Introduction: Vaughan Williams classification was recently updated to include new antiarrhythmic mechanisms, in which class Id action is defined as Nav1.5 late current inhibition. We characterized in vivo cardiac safety pharmacological profile of typical Id drug ranolazine, which can also inhibit hERG current.
Methods: Ranolazine dihydrochloride in subclinical and clinically relevant doses, 0.3 and 3 mg/kg respectively, was i.v. infused over 10 min to the halothane-anesthetized dogs (n=5).

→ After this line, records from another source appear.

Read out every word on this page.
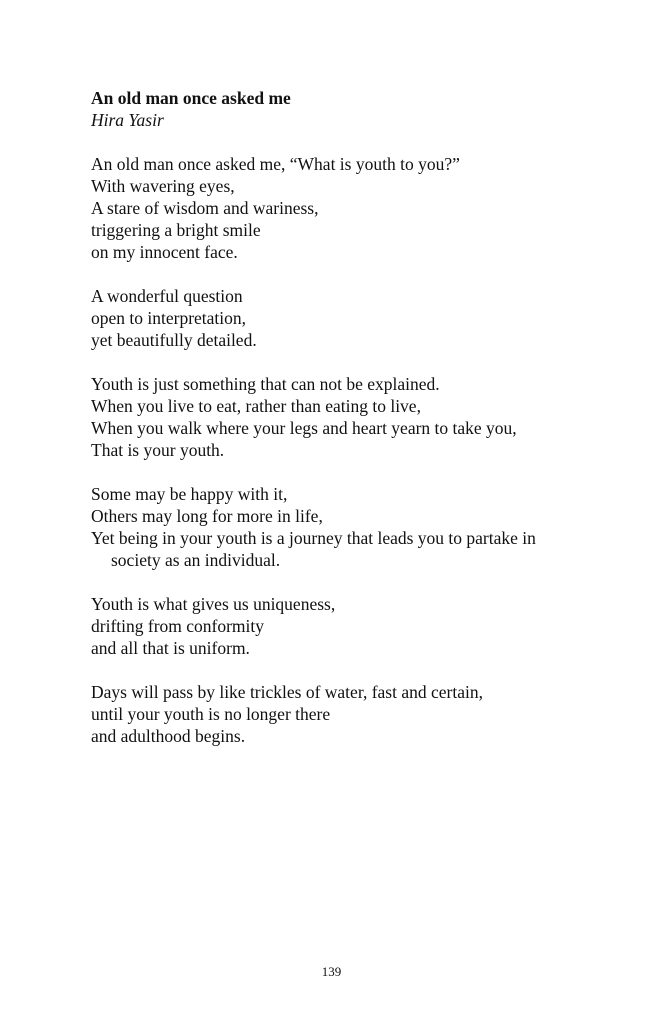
An old man once asked me
Hira Yasir
An old man once asked me, “What is youth to you?”
With wavering eyes,
A stare of wisdom and wariness,
triggering a bright smile
on my innocent face.
A wonderful question
open to interpretation,
yet beautifully detailed.
Youth is just something that can not be explained.
When you live to eat, rather than eating to live,
When you walk where your legs and heart yearn to take you,
That is your youth.
Some may be happy with it,
Others may long for more in life,
Yet being in your youth is a journey that leads you to partake in
society as an individual.
Youth is what gives us uniqueness,
drifting from conformity
and all that is uniform.
Days will pass by like trickles of water, fast and certain,
until your youth is no longer there
and adulthood begins.
139
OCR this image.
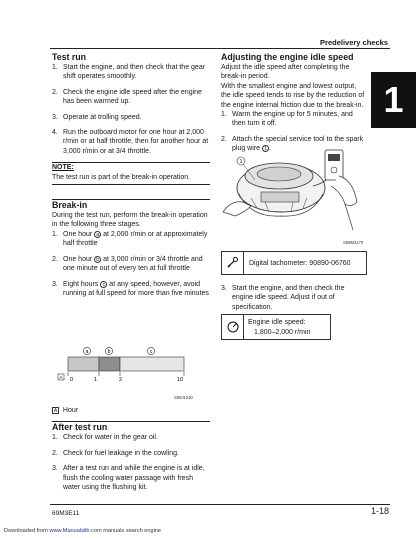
Predelivery checks
1
Test run
1. Start the engine, and then check that the gear shift operates smoothly.
2. Check the engine idle speed after the engine has been warmed up.
3. Operate at trolling speed.
4. Run the outboard motor for one hour at 2,000 r/min or at half throttle, then for another hour at 3,000 r/min or at 3/4 throttle.
NOTE:
The test run is part of the break-in operation.
Break-in
During the test run, perform the break-in operation in the following three stages.
1. One hour a at 2,000 r/min or at approximately half throttle
2. One hour b at 3,000 r/min or 3/4 throttle and one minute out of every ten at full throttle
3. Eight hours c at any speed, however, avoid running at full speed for more than five minutes
a	b	c
A 0	1	2	10
S69J1240
A Hour
After test run
1. Check for water in the gear oil.
2. Check for fuel leakage in the cowling.
3. After a test run and while the engine is at idle, flush the cooling water passage with fresh water using the flushing kit.
Adjusting the engine idle speed
Adjust the idle speed after completing the break-in period.
With the smallest engine and lowest output, the idle speed tends to rise by the reduction of the engine internal friction due to the break-in.
1. Warm the engine up for 5 minutes, and then turn it off.
2. Attach the special service tool to the spark plug wire 1 .
1
S69M3170
Digital tachometer: 90890-06760
3. Start the engine, and then check the engine idle speed. Adjust if out of specification.
Engine idle speed:
1,800–2,000 r/min
69M3E11	1-18
Downloaded from www.Manualslib.com manuals search engine
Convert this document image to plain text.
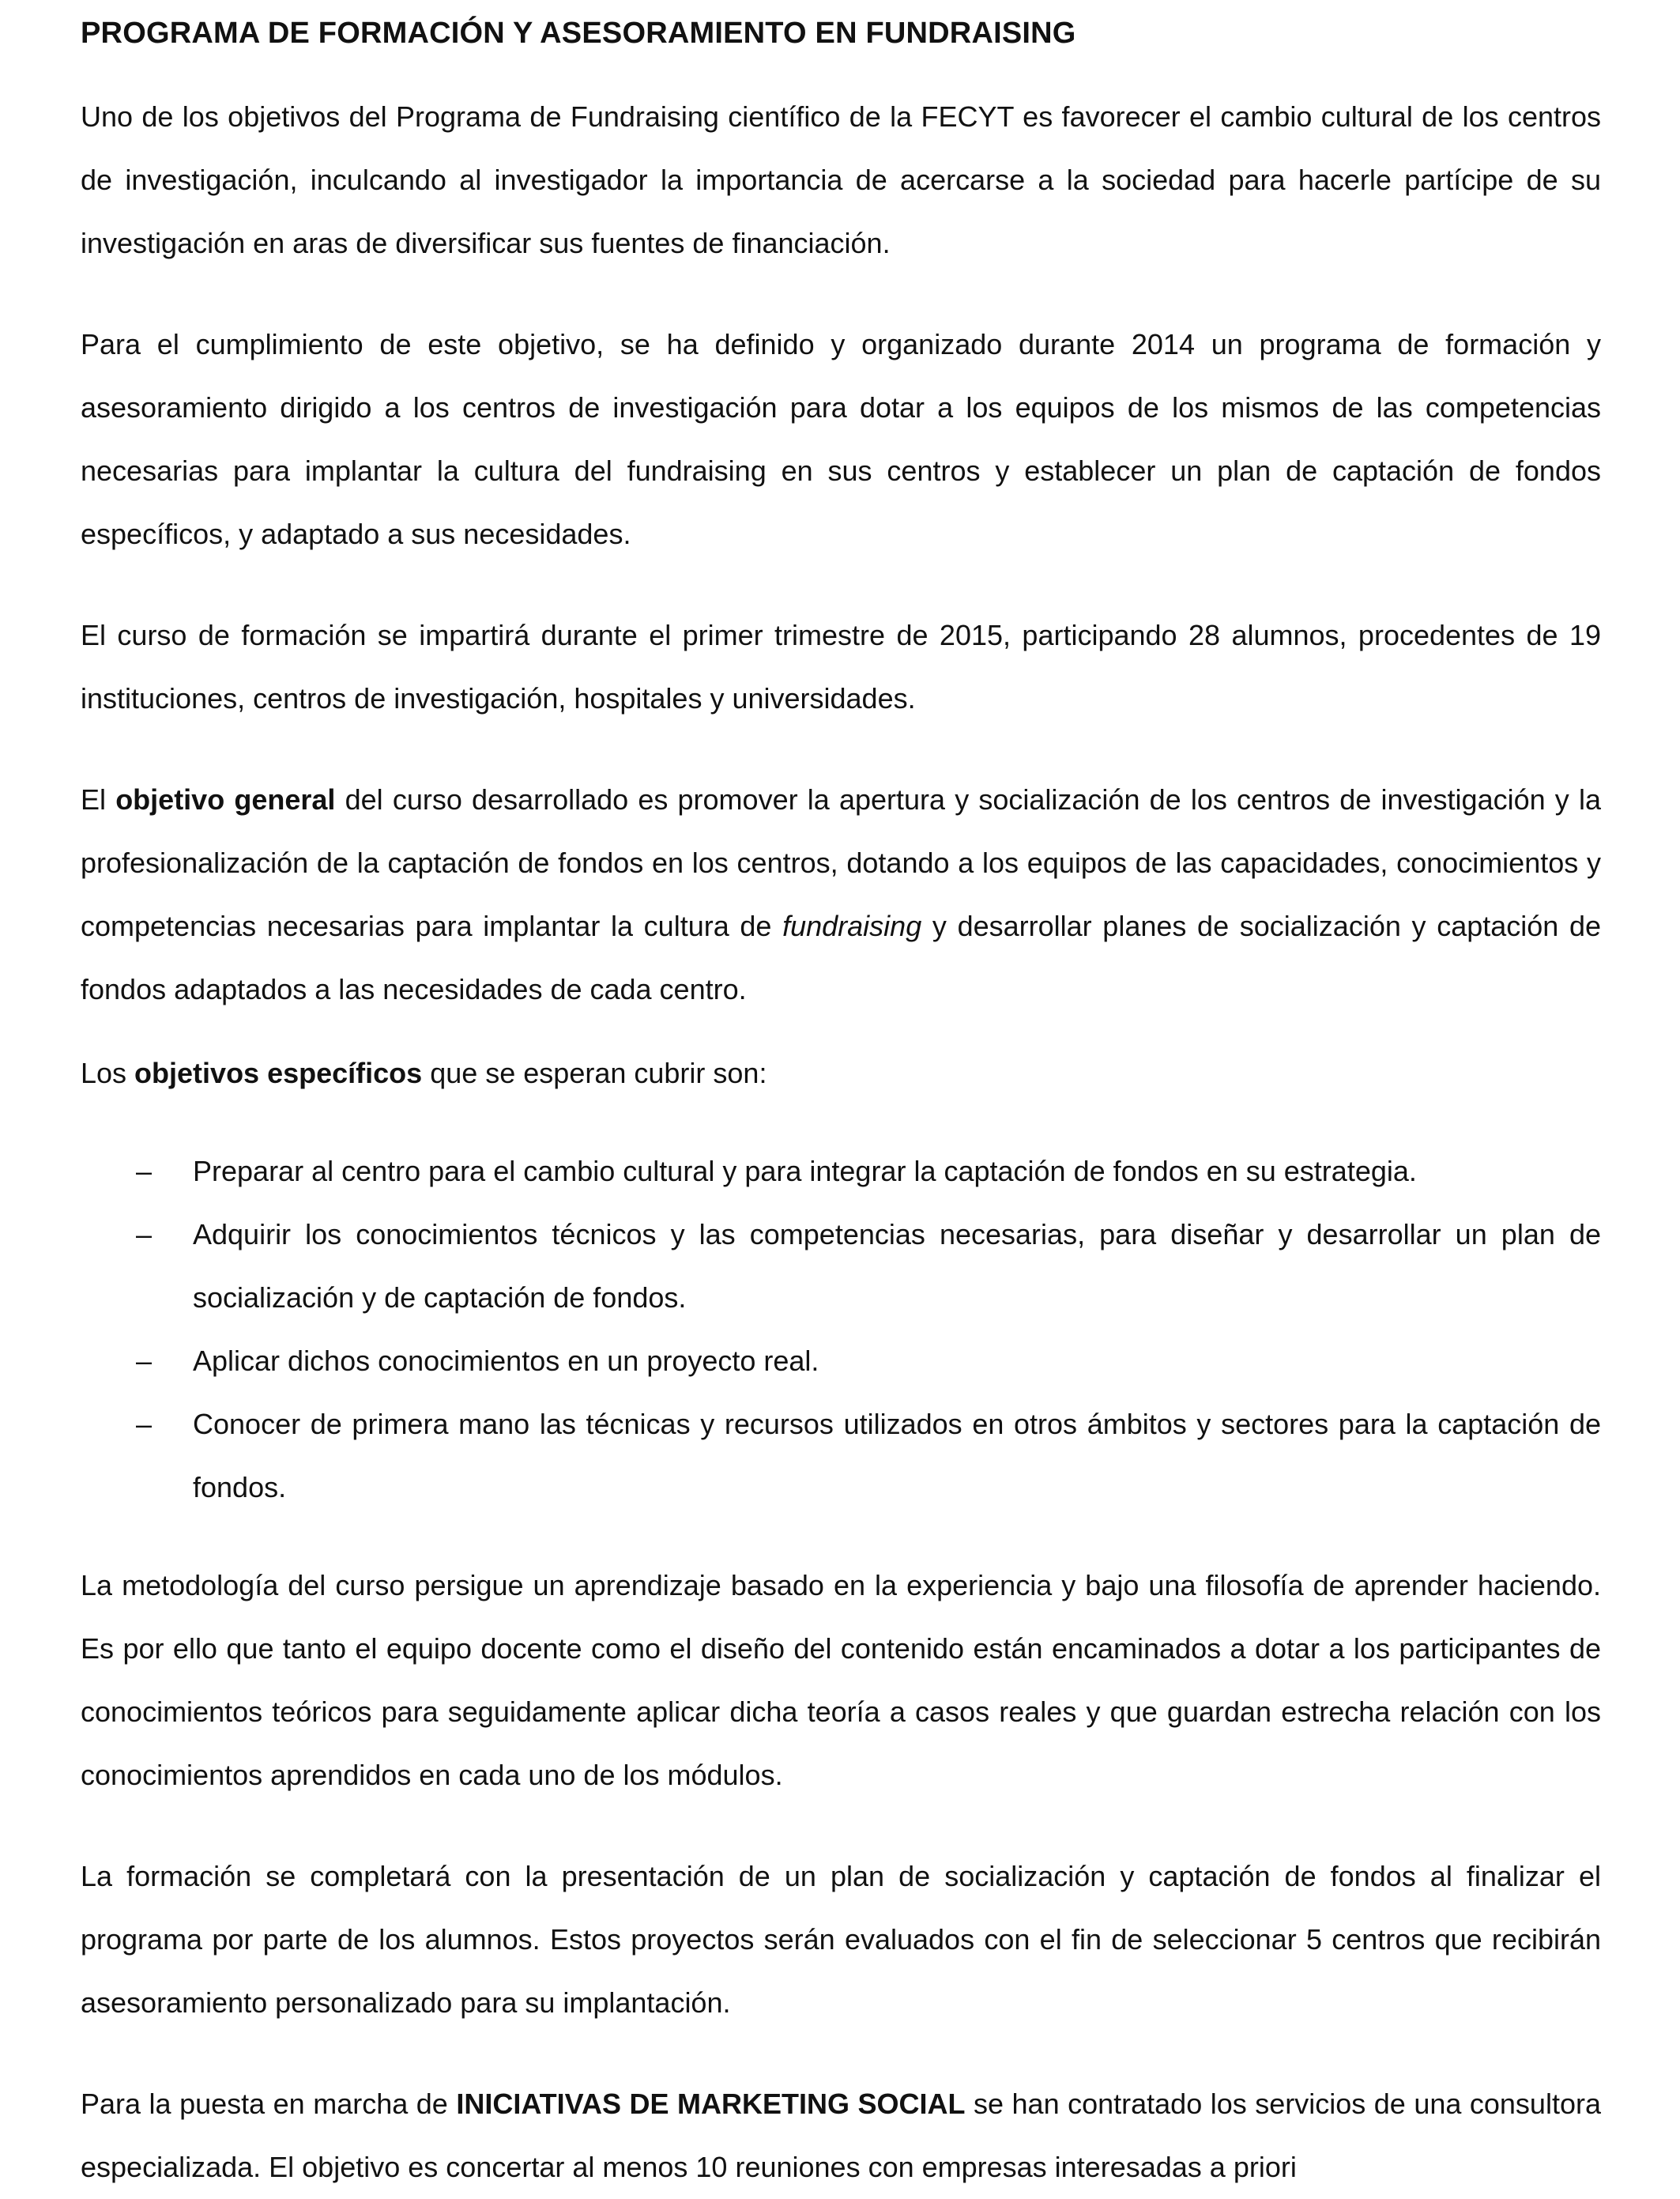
PROGRAMA DE FORMACIÓN Y ASESORAMIENTO EN FUNDRAISING

Uno de los objetivos del Programa de Fundraising científico de la FECYT es favorecer el cambio cultural de los centros de investigación, inculcando al investigador la importancia de acercarse a la sociedad para hacerle partícipe de su investigación en aras de diversificar sus fuentes de financiación.

Para el cumplimiento de este objetivo, se ha definido y organizado durante 2014 un programa de formación y asesoramiento dirigido a los centros de investigación para dotar a los equipos de los mismos de las competencias necesarias para implantar la cultura del fundraising en sus centros y establecer un plan de captación de fondos específicos, y adaptado a sus necesidades.

El curso de formación se impartirá durante el primer trimestre de 2015, participando 28 alumnos, procedentes de 19 instituciones, centros de investigación, hospitales y universidades.

El objetivo general del curso desarrollado es promover la apertura y socialización de los centros de investigación y la profesionalización de la captación de fondos en los centros, dotando a los equipos de las capacidades, conocimientos y competencias necesarias para implantar la cultura de fundraising y desarrollar planes de socialización y captación de fondos adaptados a las necesidades de cada centro.

Los objetivos específicos que se esperan cubrir son:

– Preparar al centro para el cambio cultural y para integrar la captación de fondos en su estrategia.
– Adquirir los conocimientos técnicos y las competencias necesarias, para diseñar y desarrollar un plan de socialización y de captación de fondos.
– Aplicar dichos conocimientos en un proyecto real.
– Conocer de primera mano las técnicas y recursos utilizados en otros ámbitos y sectores para la captación de fondos.

La metodología del curso persigue un aprendizaje basado en la experiencia y bajo una filosofía de aprender haciendo. Es por ello que tanto el equipo docente como el diseño del contenido están encaminados a dotar a los participantes de conocimientos teóricos para seguidamente aplicar dicha teoría a casos reales y que guardan estrecha relación con los conocimientos aprendidos en cada uno de los módulos.

La formación se completará con la presentación de un plan de socialización y captación de fondos al finalizar el programa por parte de los alumnos. Estos proyectos serán evaluados con el fin de seleccionar 5 centros que recibirán asesoramiento personalizado para su implantación.

Para la puesta en marcha de INICIATIVAS DE MARKETING SOCIAL se han contratado los servicios de una consultora especializada. El objetivo es concertar al menos 10 reuniones con empresas interesadas a priori
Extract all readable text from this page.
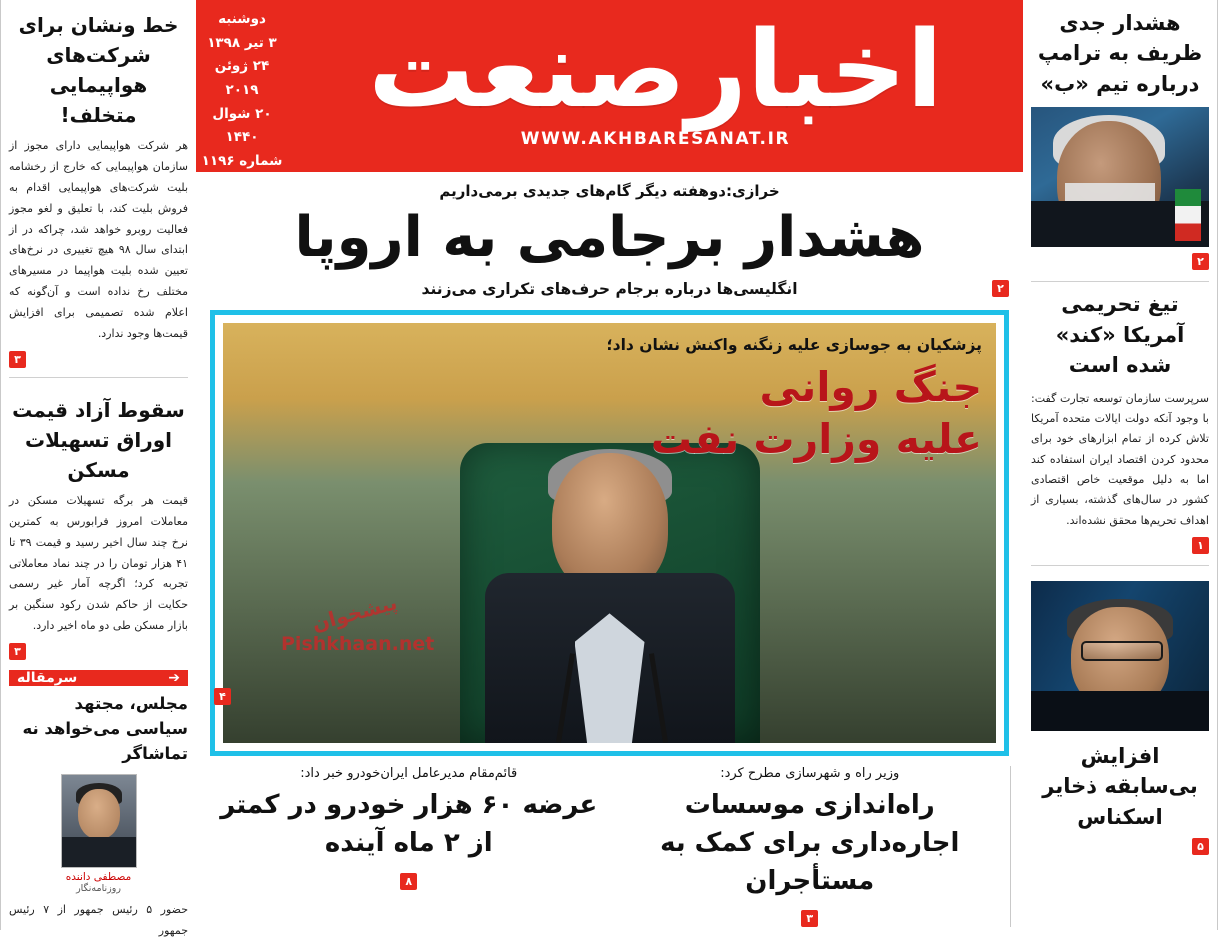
خط ونشان برای شرکت‌های هواپیمایی متخلف!
هر شرکت هواپیمایی دارای مجوز از سازمان هواپیمایی که خارج از رخشامه بلیت شرکت‌های هواپیمایی اقدام به فروش بلیت کند، با تعلیق و لغو مجوز فعالیت روبرو خواهد شد، چراکه در از ابتدای سال ۹۸ هیچ تغییری در نرخ‌های تعیین شده بلیت هواپیما در مسیرهای مختلف رخ نداده است و آن‌گونه که اعلام شده تصمیمی برای افزایش قیمت‌ها وجود ندارد.
۳
سقوط آزاد قیمت اوراق تسهیلات مسکن
قیمت هر برگه تسهیلات مسکن در معاملات امروز فرابورس به کمترین نرخ چند سال اخیر رسید و قیمت ۳۹ تا ۴۱ هزار تومان را در چند نماد معاملاتی تجربه کرد؛ اگرچه آمار غیر رسمی حکایت از حاکم شدن رکود سنگین بر بازار مسکن طی دو ماه اخیر دارد.
۳
➔
سرمقاله
مجلس، مجتهد سیاسی می‌خواهد نه تماشاگر
مصطفی داننده
روزنامه‌نگار
حضور ۵ رئیس جمهور از ۷ رئیس جمهور
دوشنبه
۳ تیر ۱۳۹۸
۲۴ ژوئن ۲۰۱۹
۲۰ شوال ۱۴۴۰
شماره ۱۱۹۶
۸ صفحه
۲۰۰۰ تومان
اخبارصنعت
WWW.AKHBARESANAT.IR
خرازی:دوهفته دیگر گام‌های جدیدی برمی‌داریم
هشدار برجامی به اروپا
۲
انگلیسی‌ها درباره برجام حرف‌های تکراری می‌زنند
پزشکیان به جوسازی علیه زنگنه واکنش نشان داد؛
جنگ روانی
علیه وزارت نفت
پیشخوان
Pishkhaan.net
۴
قائم‌مقام مدیرعامل ایران‌خودرو خبر داد:
عرضه ۶۰ هزار خودرو در کمتر از ۲ ماه آینده
۸
وزیر راه و شهرسازی مطرح کرد:
راه‌اندازی موسسات اجاره‌داری برای کمک به مستأجران
۳
هشدار جدی ظریف به ترامپ درباره تیم «ب»
۲
تیغ تحریمی آمریکا «کند» شده است
سرپرست سازمان توسعه تجارت گفت: با وجود آنکه دولت ایالات متحده آمریکا تلاش کرده از تمام ابزارهای خود برای محدود کردن اقتصاد ایران استفاده کند اما به دلیل موقعیت خاص اقتصادی کشور در سال‌های گذشته، بسیاری از اهداف تحریم‌ها محقق نشده‌اند.
۱
افزایش بی‌سابقه ذخایر اسکناس
۵
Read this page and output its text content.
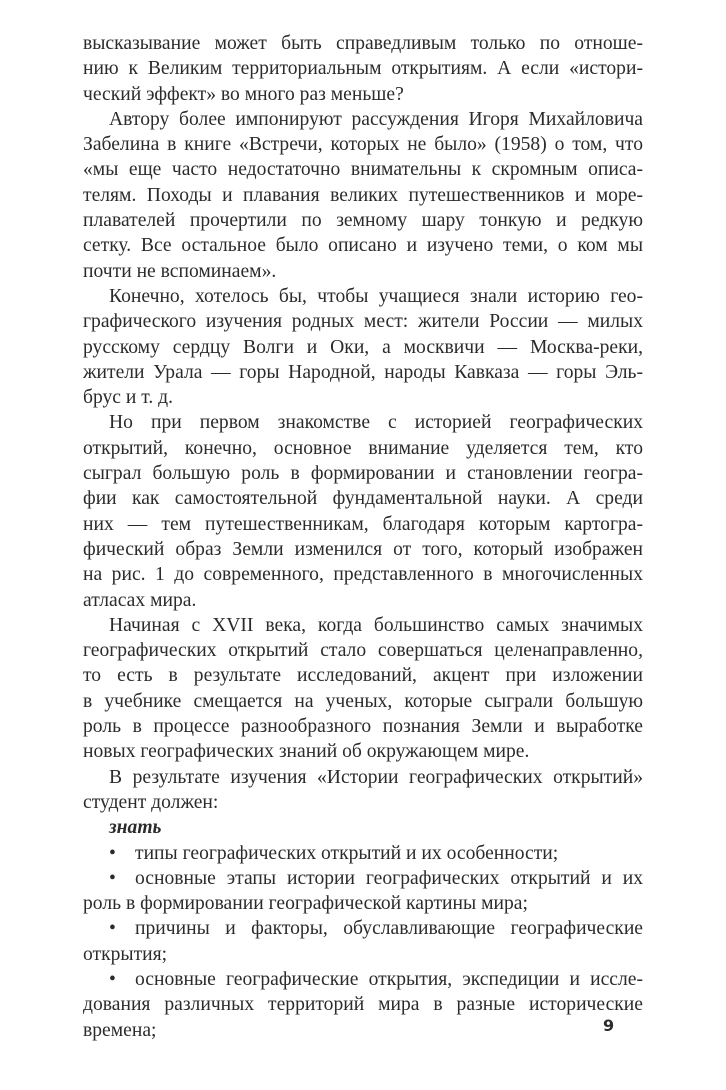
высказывание может быть справедливым только по отноше-
нию к Великим территориальным открытиям. А если «истори-
ческий эффект» во много раз меньше?
Автору более импонируют рассуждения Игоря Михайловича
Забелина в книге «Встречи, которых не было» (1958) о том, что
«мы еще часто недостаточно внимательны к скромным описа-
телям. Походы и плавания великих путешественников и море-
плавателей прочертили по земному шару тонкую и редкую
сетку. Все остальное было описано и изучено теми, о ком мы
почти не вспоминаем».
Конечно, хотелось бы, чтобы учащиеся знали историю гео-
графического изучения родных мест: жители России — милых
русскому сердцу Волги и Оки, а москвичи — Москва-реки,
жители Урала — горы Народной, народы Кавказа — горы Эль-
брус и т. д.
Но при первом знакомстве с историей географических
открытий, конечно, основное внимание уделяется тем, кто
сыграл большую роль в формировании и становлении геогра-
фии как самостоятельной фундаментальной науки. А среди
них — тем путешественникам, благодаря которым картогра-
фический образ Земли изменился от того, который изображен
на рис. 1 до современного, представленного в многочисленных
атласах мира.
Начиная с XVII века, когда большинство самых значимых
географических открытий стало совершаться целенаправленно,
то есть в результате исследований, акцент при изложении
в учебнике смещается на ученых, которые сыграли большую
роль в процессе разнообразного познания Земли и выработке
новых географических знаний об окружающем мире.
В результате изучения «Истории географических открытий»
студент должен:
знать
• типы географических открытий и их особенности;
• основные этапы истории географических открытий и их
роль в формировании географической картины мира;
• причины и факторы, обуславливающие географические
открытия;
• основные географические открытия, экспедиции и иссле-
дования различных территорий мира в разные исторические
времена;	9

Results: The subclinical dose increased the heart rate, cardiac output and atrioventricular conduction velocity. Meanwhile, the clinically relevant dose decreased the heart rate, ventricular contraction and mean blood pressure, which resulted in indirectly increasing the total peripheral vascular resistance. Also, it delayed the intra-ventricular conduction and ventricular late repolarization without significantly altering the intra-atrial conduction, ventricular early repolarization or post-repolarization refractoriness (PRR). Moreover, it prolonged the atrial and ventricular effective refractory periods.
Conclusions: The clinically relevant dose of ranolazine did not alter the ventricular early repolarization or PRR in vivo, indicating the class Id action could attenuate hERG current-inhibition associated torsadogenic potential.